Since then, the other two daughters have taken positive DNA tests and have also launched claims. Now four other young people have come forward to insist that they, too, are Brown’s children, even though, so far, they haven’t undergone DNA testing. But that has not prevented them hiring lawyers and launching claims against his estate.

Ironically, Brown told his friends that he wasn’t leaving any money to his children, saying: ‘Being my child is enough of an inheritance… they ain’t getting rich off my back. They ain’t getting a damn dime.’
The lawsuits don’t stop with his children, however. There’s also a claim from Fannie Brown Buford, a one-time backing singer in his band who calls herself James Brown’s sister and insists: ‘He always said I was his sister.’ She added: ‘When I find someone to pay for my story, I’m gonna tell the truth.

The truth is a moveable feast when it comes to James Brown. As the controversial pastor Reverend Al Sharpton, a friend of the singer who presided at his funeral, puts it: ‘All of us were consequential to his self-image.’ Charles Bobbit, his manager for 40 years, adds: ‘Mr. Brown was an exceptionally slick, conniving, brilliant man who made sure he was misunderstood.

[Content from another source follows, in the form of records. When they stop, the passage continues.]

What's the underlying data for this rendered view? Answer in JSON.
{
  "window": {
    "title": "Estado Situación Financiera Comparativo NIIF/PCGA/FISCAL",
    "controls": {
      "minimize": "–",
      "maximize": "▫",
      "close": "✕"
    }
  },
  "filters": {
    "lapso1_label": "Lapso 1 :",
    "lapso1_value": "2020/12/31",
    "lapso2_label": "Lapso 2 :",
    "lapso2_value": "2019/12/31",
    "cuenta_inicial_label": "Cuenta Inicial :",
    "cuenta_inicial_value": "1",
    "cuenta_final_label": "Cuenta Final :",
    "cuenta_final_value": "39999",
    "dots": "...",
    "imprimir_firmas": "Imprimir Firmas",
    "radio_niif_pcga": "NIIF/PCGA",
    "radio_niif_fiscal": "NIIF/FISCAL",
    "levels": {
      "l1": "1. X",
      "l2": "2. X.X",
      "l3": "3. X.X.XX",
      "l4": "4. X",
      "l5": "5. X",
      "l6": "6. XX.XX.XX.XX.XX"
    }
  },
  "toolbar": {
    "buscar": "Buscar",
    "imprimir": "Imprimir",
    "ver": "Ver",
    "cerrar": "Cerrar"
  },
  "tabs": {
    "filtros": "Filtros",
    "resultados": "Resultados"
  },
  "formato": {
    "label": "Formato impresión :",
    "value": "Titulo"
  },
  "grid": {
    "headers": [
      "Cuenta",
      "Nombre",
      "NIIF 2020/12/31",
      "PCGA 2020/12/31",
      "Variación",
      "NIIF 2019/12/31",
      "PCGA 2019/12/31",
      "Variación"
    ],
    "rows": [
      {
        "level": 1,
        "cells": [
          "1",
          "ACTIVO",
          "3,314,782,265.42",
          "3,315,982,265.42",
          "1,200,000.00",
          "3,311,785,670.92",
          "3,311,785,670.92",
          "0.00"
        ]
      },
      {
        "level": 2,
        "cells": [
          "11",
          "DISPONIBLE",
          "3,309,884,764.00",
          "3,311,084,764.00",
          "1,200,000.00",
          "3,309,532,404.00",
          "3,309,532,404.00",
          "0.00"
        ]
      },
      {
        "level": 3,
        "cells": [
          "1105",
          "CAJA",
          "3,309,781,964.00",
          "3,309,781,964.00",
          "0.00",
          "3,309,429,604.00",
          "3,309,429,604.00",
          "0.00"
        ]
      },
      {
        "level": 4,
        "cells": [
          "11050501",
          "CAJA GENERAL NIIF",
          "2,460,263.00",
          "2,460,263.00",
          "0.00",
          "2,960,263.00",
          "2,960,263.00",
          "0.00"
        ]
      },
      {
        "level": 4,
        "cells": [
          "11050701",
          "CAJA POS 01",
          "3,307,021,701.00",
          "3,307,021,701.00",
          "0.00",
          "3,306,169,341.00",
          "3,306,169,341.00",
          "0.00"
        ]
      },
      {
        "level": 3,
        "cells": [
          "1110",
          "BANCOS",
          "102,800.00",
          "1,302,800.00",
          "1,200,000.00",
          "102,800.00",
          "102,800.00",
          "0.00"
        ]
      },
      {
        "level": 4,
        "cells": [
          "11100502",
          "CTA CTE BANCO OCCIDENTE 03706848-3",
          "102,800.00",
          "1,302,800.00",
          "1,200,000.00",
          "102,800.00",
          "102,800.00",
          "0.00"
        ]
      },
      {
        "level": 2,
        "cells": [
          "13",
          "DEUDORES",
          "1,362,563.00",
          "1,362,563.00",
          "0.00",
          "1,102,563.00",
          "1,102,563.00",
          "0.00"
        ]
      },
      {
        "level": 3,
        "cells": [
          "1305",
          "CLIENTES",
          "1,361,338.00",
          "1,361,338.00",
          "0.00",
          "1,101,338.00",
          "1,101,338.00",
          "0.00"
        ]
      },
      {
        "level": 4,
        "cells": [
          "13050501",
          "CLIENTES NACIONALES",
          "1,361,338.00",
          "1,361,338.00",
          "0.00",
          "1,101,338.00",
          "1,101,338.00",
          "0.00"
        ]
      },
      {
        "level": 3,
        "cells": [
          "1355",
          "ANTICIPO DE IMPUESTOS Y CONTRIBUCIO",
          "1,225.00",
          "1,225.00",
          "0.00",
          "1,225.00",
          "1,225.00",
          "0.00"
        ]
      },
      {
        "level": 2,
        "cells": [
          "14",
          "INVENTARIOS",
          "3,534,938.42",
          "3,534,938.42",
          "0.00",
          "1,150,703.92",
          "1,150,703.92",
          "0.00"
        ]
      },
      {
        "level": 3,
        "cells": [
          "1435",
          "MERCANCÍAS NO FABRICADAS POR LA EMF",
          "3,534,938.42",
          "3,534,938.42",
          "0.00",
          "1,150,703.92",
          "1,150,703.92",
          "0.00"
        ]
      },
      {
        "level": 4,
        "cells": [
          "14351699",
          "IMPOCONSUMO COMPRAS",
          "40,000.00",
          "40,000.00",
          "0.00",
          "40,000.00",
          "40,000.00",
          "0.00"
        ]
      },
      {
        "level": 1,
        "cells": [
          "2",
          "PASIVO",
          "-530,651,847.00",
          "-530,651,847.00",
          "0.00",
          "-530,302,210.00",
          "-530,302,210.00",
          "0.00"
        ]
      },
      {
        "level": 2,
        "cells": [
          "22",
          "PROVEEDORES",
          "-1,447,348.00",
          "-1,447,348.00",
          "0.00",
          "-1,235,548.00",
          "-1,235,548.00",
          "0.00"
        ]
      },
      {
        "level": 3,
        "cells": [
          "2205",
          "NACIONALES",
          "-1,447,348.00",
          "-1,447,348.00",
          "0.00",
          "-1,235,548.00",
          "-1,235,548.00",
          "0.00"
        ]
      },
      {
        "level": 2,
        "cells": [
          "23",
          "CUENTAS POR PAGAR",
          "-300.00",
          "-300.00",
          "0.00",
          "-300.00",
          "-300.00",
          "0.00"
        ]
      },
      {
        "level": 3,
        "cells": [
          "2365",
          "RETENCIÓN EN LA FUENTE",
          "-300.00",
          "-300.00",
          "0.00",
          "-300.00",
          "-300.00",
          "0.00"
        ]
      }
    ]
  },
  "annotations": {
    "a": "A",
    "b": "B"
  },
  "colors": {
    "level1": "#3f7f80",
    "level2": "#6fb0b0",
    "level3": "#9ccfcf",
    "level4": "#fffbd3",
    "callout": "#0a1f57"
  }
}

But while some saw Brown as conniving, others saw him as naïve. Two court administrators in Augusta, Georgia (appointed by a judge to control the singer’s affairs after two of his trustees, Dallas and Bradley, resigned, and the third, Cannon, was accused of misappropriating funds) saw Brown as being manipulated.

In a suit against the trustees, the administrators claim Brown had ‘limited formal education and relied heavily upon his trusted legal and financial advisers’ so that – in consequence – he was tricked into the will that set up the trust.
There are also those who insist Brown was given to delusions. One girlfriend says he was crazy because of his drug habit, while others maintain he was being bugged by the government. Brown was also accused of domestic violence – stories of his shooting holes in fur coats he’d bought his wives when he was angry are the stuff of legend.

In 2005, a female TV producer, Jacque Hollander, who was acting as his publicist, claimed he’d raped her in a van while threatening her with a shotgun in 1988 – but a court threw out the case as it had occurred 17 years earlier and exceeded the time limit for convictions.
His third wife had him arrested four times in the 80s and 90s on charges of assault, and in 2004, Hynie also had Brown arrested after she alleged he’d pushed her to the floor and injured her. Brown pleaded guilty, but was not sentenced to imprisonment.
But the claimants on his estate don’t even end with his ex-wives, mistresses, victims, children or even grandchildren.

There is also his former butler, Roosevelt Royce Johnson, who says the singer promised him £1.2 million; Charles Bobbit, asking for unpaid fees; The Pullman Group – to whom Brown mortgaged his royalties in 1999 for £300,000 in unpaid fees.
Up to this moment, however, no one has had a penny from Brown’s will – and it seems certain that it will be years before anyone does.